Convergence of a finite-volume scheme for a heat equation with a multiplicative Lipschitz noise

TL;DR

This paper proves that a finite-volume numerical scheme converges to the unique solution of a heat equation driven by multiplicative Lipschitz noise, combining probabilistic and numerical analysis techniques.

Contribution

It introduces a convergence proof for a semi-implicit finite-volume scheme applied to a stochastic heat equation with multiplicative noise, using advanced probabilistic methods.

Findings

Convergence in distribution of the scheme to a martingale solution.

Convergence in probability to the unique variational solution.

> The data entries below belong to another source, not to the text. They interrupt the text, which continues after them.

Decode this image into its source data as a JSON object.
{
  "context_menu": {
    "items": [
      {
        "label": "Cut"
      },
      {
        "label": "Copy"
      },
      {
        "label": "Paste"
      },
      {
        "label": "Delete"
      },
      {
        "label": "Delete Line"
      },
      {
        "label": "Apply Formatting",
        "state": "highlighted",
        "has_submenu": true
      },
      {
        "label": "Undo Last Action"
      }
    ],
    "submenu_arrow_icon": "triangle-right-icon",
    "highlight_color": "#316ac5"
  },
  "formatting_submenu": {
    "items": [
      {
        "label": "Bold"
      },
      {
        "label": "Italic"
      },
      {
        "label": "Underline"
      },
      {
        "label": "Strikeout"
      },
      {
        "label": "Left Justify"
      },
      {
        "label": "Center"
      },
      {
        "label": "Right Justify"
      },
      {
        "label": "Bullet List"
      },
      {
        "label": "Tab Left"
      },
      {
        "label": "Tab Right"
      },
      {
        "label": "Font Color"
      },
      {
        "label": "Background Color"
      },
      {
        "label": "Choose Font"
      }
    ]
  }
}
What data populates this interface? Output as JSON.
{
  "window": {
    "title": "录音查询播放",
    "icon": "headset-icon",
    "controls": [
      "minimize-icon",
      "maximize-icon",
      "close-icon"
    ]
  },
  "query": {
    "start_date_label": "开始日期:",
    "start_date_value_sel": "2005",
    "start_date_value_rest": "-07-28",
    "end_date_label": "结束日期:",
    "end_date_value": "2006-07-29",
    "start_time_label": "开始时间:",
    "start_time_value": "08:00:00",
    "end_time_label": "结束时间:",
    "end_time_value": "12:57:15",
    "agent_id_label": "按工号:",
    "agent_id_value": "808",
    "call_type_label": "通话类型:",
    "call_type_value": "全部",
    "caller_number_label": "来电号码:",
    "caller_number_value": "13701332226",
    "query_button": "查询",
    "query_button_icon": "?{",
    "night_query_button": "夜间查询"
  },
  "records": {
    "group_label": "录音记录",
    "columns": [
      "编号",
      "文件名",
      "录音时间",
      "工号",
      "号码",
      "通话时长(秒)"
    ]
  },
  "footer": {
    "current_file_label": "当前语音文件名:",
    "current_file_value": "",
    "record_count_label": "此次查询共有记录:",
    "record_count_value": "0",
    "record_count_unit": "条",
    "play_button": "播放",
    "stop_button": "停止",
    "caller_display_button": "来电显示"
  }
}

Validation of the scheme's effectiveness for stochastic heat equations.

Abstract

We study here the approximation by a finite-volume scheme of a heat equation forced by a Lipschitz continuous multiplicative noise in the sense of It\^o. More precisely, we consider a discretization which is semi-implicit in time and a two-point flux approximation scheme (TPFA) in space. We adapt the method based on the theorem of Prokhorov to obtain a convergence in distribution result, then Skorokhod's representation theorem yields the convergence of the scheme towards a martingale solution and the Gy\"{o}ngy-Krylov argument is used to prove convergence in probability of the scheme towards the unique variational solution of our parabolic problem.